Robert Appelbaum is senior lecturer in Renaissance studies at Lancaster University. He is reading American Brutus: John Wilkes Booth and the Lincoln Conspiracies, by Michael W. Kauffman (Random House, 2005). "A fascinating look at the assassination of Abraham Lincoln from the point of view of his assassin. Booth was a popular actor from a family of popular actors - Shakespeareans all - two of them named after an ancestor of the assassin of Julius Caesar, Marcus Brutus. Booth did not act alone."
Jerome de Groot is lecturer in Renaissance literature and culture at the University of Manchester. "At this point in the term I have to juggle multiple books, which is fun but challenging. I am rewriting my historical fiction course, so I am reading Jamila Gavin's excellent Coram Boy (Egmont, 2004), as I think I should programme some children's literature.
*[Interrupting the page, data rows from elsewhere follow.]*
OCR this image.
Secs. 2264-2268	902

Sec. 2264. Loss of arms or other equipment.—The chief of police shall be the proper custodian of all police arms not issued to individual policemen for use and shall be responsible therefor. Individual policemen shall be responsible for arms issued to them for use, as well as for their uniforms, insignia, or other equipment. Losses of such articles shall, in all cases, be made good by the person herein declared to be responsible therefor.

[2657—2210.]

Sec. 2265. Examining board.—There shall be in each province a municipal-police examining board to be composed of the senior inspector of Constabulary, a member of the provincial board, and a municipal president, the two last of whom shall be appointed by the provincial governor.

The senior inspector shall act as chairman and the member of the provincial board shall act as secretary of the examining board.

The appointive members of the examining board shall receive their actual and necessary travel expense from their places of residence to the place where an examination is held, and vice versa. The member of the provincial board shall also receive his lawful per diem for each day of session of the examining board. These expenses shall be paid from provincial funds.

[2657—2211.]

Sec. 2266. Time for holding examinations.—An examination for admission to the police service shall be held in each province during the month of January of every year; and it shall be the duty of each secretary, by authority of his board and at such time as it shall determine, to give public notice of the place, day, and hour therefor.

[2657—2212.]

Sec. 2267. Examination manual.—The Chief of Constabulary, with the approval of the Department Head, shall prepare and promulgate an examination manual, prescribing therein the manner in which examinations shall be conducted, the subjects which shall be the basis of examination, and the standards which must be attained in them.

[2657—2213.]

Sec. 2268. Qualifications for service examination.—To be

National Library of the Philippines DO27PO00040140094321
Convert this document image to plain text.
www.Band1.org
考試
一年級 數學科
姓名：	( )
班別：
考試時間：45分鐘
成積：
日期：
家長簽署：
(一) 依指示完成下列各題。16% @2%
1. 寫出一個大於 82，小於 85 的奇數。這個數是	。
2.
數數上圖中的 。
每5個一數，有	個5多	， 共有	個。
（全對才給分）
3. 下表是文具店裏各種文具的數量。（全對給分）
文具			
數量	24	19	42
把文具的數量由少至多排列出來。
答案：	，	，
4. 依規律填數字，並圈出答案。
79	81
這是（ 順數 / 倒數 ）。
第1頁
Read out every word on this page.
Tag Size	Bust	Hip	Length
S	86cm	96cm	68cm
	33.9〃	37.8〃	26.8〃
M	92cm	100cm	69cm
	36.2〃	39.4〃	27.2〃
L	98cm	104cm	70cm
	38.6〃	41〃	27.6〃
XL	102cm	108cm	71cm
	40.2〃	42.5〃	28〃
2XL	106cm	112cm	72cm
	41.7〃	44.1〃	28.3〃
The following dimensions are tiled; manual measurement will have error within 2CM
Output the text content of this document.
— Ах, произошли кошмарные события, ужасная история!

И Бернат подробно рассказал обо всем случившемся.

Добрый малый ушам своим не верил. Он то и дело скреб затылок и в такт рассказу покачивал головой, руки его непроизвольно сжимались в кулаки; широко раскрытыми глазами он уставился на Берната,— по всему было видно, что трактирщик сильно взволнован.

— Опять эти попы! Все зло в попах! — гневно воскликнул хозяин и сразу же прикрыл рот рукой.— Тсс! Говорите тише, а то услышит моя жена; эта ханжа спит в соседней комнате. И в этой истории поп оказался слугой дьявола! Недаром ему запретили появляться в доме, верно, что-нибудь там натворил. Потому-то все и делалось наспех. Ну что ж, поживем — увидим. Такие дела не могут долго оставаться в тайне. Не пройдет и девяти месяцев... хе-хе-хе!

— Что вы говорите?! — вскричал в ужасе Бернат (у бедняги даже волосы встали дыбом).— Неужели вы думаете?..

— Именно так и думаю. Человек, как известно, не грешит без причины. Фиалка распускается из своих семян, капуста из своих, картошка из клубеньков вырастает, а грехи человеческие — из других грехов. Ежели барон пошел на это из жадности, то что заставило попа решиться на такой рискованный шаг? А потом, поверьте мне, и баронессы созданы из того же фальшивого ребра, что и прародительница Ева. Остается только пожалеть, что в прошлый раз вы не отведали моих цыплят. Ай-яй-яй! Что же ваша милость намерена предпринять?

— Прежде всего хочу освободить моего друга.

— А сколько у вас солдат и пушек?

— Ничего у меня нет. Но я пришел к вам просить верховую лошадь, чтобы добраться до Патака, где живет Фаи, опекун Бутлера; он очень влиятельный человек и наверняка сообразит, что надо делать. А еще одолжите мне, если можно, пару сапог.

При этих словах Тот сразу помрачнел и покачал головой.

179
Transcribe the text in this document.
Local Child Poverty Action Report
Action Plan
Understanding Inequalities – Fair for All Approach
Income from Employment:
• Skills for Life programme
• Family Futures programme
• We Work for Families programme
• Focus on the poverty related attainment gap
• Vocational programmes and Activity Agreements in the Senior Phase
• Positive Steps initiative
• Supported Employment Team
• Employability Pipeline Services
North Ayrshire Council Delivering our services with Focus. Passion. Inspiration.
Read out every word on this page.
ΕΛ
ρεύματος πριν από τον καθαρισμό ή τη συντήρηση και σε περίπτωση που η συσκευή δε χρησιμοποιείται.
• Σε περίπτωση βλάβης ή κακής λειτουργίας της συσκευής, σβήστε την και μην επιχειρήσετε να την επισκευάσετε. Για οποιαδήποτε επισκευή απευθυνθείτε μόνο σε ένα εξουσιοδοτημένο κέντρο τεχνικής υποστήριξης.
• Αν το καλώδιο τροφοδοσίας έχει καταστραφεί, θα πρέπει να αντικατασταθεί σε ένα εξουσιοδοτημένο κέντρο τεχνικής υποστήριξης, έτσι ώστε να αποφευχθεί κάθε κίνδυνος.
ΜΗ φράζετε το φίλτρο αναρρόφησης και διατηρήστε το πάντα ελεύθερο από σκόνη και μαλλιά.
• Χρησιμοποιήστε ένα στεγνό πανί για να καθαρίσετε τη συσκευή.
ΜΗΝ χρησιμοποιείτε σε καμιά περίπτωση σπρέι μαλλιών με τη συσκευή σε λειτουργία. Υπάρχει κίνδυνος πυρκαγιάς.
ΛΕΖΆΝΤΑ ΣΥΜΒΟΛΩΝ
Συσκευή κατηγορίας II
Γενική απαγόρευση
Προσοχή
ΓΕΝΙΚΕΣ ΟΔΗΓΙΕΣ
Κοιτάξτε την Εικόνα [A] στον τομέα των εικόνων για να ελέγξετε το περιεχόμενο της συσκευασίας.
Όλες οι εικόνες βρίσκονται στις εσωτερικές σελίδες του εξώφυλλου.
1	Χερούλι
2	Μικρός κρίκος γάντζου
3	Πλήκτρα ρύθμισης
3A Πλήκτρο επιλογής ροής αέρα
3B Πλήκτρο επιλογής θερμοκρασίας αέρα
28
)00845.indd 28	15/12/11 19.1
I am reading my colleague M.J. Hyland's This Is How (Canongate, 2009), which is striking and brilliant, as is all her writing. Finally, owing to my research interest in adaptation - although also because I love books about the walking dead - I am thoroughly enjoying Pride and Prejudice and Zombies (Quirk, 2009), by Jane Austen and Seth Grahame-Smith."
Martin McQuillan, dean of arts and social sciences at Kingston University, is reading Voltaire's Letters on England, translated by Leonard Tancock (Penguin, 2005). "As a new boy in London I am taking the exiled Voltaire as my guide. Published as Lettres philosophiques, it is a kind of 18th-century version of Roland Barthes' Mythologies, in which a French philosophical tradition rubs noses with the Anglo-Saxon idiom. Accordingly, it is one of the earliest examples of cultural studies."
Suroopa Mukherjee is associate professor, department of English, at Hindu College, University of Delhi. "I am a fiction writer and my readings fit into my research and the stuff that peoples my creative world. My most recent read is Paulo Freire's Pedagogy of the Oppressed (Penguin, 1970), which redefines pedagogy in the context of education that maintains the 'culture of silence', and Art Spiegelman's Maus (Pantheon, 1996), which narrates Holocaust history in a gut-wrenching graphic novel."
Robert A. Segal is sixth-century chair in religious studies at the University of Aberdeen. He is reading Blake W. Burleson's Jung in Africa (Continuum, 2005). "Burleson, a devout Jungian, retraces Jung's five-month trip to East Africa. The 'primitives' Jung encountered embodied the primitive core of all human beings - their collective unconscious. With the work of the armchair anthropologist Lucien Levy-Bruhl as his Baedeker, Jung found his prior views confirmed. He need never have left home after all."